Apontado como o bioma mais desmatado do Brasil em 2023, o Cerrado segue a tendência alarmante. Mas há exceção. Em pelo menos três Estados, Mato Grosso do Sul, Goiás e Bahia, houve queda na devastação do bioma.

De acordo com o Sistema de Detecção de Desmatamento em Tempo Real (DETER) do Instituto de Pesquisas Espaciais (INPE), no Cerrado, o desmatamento segue a tendência alarmante de crescimento com o registro da perda de 655,51 km2 da cobertura florestal somente em fevereiro de 2024, um recorde para o período desde o início da série histórica, iniciada em 2019.

Mesmo com a alta observada neste mês, no agregado dos dois primeiros meses do ano o bioma apresentou leve queda na área desmatada (4,2%) visto que a área sob alerta computada pelo DETER em janeiro de 2024 foi significativamente menor que aquela de 2023.

No ranking dos estados com maiores áreas desmatadas, o Maranhão foi o primeiro da lista (212,20 km2), seguido por Tocantins (158,15 km2), Mato Grosso (84,47 km2), Piauí (72,26 km2), Bahia (54,72 km2) e Minas Gerais (27,02 km2).

Do ponto de vista da extensão, Bahia é o quinto em área desmatada, mas as ações de devastação diminuíram em relação aos períodos anteriores. Na comparação entre fevereiro de 2023 e 2024 os estados que apresentaram maior alta na taxa mensal foram Maranhão (313%), Mato Grosso (227%), Tocantins (135%) e Piauí (15,4%).

Por outro lado, a Bahia se destacou com uma queda de 79% da área desmatada. Além deste estado, apresentaram queda Goiás (33%) e Mato Grosso do Sul (22%).

Em reunião do Conselho Nacional de Meio Ambiente (Conama) realizada na quarta-feira da semana passada, o governo federal estimou que se nada for feito e o ritmo do desmatamento do Cerrado se manter, ele pode chegar a 12 mil km ² até o final do ano. Para alterar a rota, além do Plano de Controle do Desmatamento no Cerrado (PPCerrado), também estão sendo analisadas outras medidas, já que no bioma há ainda muitas autorizações de desmatamento legais ainda não executadas.

Segundo Cintia Cavalcanti, analista do Programa de Cadeias Agropecuária da ong Amigos da Terra – Amazônia Brasileira, “mecanismos de incentivo previstos no Plano Safra, como redução na taxa de juros, embora muito bem-vindos não são capazes por si só de influenciar produtores a se absterem do direito previsto pelo Código Florestal de converter áreas excedentes para uso agropecuário.
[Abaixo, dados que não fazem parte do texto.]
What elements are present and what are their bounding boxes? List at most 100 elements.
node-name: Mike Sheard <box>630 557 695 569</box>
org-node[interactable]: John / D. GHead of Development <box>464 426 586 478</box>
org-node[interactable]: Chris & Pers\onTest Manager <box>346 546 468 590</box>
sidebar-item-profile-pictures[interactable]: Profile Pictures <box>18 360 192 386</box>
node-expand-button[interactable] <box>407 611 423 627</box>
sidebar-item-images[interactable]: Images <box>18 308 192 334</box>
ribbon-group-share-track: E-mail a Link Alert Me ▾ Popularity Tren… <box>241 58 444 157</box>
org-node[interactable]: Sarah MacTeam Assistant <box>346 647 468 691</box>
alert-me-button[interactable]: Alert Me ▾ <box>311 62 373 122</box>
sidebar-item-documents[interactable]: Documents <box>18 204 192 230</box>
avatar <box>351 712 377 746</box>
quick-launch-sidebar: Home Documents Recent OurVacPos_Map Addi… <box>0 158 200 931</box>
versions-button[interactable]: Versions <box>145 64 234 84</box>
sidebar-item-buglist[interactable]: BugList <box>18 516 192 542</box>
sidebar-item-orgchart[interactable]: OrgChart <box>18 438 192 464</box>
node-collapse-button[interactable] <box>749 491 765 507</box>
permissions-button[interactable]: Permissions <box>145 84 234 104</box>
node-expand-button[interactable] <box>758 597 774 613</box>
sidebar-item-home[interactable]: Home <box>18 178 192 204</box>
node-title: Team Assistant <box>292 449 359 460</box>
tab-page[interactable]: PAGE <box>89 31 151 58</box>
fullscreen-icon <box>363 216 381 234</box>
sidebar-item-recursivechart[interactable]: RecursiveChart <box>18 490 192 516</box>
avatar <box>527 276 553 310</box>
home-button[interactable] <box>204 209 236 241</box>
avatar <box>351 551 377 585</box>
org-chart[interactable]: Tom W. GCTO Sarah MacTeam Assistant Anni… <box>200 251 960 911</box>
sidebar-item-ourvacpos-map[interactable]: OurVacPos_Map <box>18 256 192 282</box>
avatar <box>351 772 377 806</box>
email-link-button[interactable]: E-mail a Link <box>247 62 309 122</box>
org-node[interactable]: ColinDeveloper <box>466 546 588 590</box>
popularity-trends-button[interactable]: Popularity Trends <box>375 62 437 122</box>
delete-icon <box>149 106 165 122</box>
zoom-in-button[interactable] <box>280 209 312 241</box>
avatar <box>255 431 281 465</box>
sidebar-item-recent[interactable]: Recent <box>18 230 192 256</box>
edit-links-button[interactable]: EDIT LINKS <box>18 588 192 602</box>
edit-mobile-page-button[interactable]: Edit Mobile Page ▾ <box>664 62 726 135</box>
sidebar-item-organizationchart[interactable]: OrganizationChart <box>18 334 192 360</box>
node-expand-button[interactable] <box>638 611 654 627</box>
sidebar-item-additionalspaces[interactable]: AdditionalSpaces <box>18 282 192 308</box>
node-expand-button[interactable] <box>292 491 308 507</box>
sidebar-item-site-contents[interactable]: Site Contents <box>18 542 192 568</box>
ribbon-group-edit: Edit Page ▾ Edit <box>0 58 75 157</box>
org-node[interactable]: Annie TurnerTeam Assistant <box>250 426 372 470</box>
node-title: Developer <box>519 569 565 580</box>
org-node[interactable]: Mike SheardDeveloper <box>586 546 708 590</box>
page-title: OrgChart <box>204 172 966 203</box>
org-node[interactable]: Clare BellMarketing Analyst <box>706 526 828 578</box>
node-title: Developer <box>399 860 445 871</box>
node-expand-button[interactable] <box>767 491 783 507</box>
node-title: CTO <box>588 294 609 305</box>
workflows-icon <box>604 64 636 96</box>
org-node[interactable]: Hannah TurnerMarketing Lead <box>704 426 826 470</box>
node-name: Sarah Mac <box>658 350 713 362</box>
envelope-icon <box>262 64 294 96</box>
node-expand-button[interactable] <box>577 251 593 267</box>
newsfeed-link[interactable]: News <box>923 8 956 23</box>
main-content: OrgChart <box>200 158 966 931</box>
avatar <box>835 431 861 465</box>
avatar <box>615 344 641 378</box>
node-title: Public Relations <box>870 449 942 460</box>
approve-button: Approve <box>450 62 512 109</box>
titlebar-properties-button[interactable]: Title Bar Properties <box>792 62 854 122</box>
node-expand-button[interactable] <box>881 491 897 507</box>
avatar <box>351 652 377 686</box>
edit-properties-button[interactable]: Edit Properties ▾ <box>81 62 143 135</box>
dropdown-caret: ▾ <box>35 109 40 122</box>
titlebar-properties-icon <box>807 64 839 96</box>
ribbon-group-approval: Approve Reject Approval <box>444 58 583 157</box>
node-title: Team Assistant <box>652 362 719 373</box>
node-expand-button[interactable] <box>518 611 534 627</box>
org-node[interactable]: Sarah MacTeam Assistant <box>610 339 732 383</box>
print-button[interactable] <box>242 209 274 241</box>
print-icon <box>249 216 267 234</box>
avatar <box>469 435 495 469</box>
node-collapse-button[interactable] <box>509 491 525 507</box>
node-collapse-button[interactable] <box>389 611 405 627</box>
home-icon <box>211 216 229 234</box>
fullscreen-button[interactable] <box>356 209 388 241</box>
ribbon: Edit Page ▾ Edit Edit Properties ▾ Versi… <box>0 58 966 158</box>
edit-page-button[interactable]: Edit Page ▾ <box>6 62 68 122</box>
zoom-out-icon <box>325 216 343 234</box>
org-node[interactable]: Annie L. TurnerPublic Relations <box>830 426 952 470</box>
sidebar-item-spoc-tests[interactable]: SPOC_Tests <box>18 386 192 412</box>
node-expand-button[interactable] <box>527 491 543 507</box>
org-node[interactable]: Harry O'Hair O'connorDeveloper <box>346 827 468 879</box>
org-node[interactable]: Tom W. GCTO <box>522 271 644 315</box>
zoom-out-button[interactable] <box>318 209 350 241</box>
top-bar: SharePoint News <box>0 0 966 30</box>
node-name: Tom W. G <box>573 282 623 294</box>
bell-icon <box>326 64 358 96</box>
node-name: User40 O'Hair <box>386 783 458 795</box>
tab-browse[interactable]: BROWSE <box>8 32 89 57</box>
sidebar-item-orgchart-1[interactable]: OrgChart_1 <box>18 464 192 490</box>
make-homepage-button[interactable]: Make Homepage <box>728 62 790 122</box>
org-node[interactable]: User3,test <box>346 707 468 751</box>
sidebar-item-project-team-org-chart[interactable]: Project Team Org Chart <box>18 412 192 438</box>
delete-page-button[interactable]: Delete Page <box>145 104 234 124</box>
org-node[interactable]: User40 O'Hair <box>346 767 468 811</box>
É necessário que as iniciativas de Pagamentos por Serviços Ambientais, que também estão previstos no Código Florestal, se fortaleçam e alcancem este público”, diz.

O Cerrado em seu momento mais difícil

Segundo levantamento da Unesp (Universidade do Estado de São Paulo), por trás da pecha de “celeiro do mundo” que alguns atribuem às vastas áreas no interior do Brasil de onde sai boa parte da alimentação consumida no globo, há também uma história quase sem paralelo de danos ao meio ambiente, com reflexos importantes sobre a fauna da região, e também sobre as águas que abastecem boa parte do Brasil, e até sobre o clima.

Porém, o fato de a produção e a proteção da biodiversidade estarem em conflito no Cerrado não deve ser visto, necessariamente, como uma sentença de morte para o ecossistema. Felizmente, o Brasil dispõe de uma comunidade de cientistas de alto nível que se debruçam sobre esse problema. A eles somam-se um terceiro setor atuante e comunidades locais bastante engajadas. Graças à mobilização destes atores, e às propostas que eles vêm elaborando, é possível vislumbrar um futuro em que os verbos produzir e proteger possam ser conjugados numa mesma frase.

“Em grande parte, o conflito direto por área entre o setor produtivo e as iniciativas conservacionistas do Cerrado pode ser evitado”, afirma o ecólogo Paulo De Marco Júnior, pesquisador da Universidade Federal de Goiás (UFG). De acordo com o cientista, autor de um estudo sobre o tema publicado em abril na revista Science, existem grandes áreas degradadas que não são usadas para produção. “A recuperação desses terrenos para a atividade produtiva, principalmente das pastagens degradadas, poderia reduzir a pressão que existe sobre as áreas naturais”, explica De Marco.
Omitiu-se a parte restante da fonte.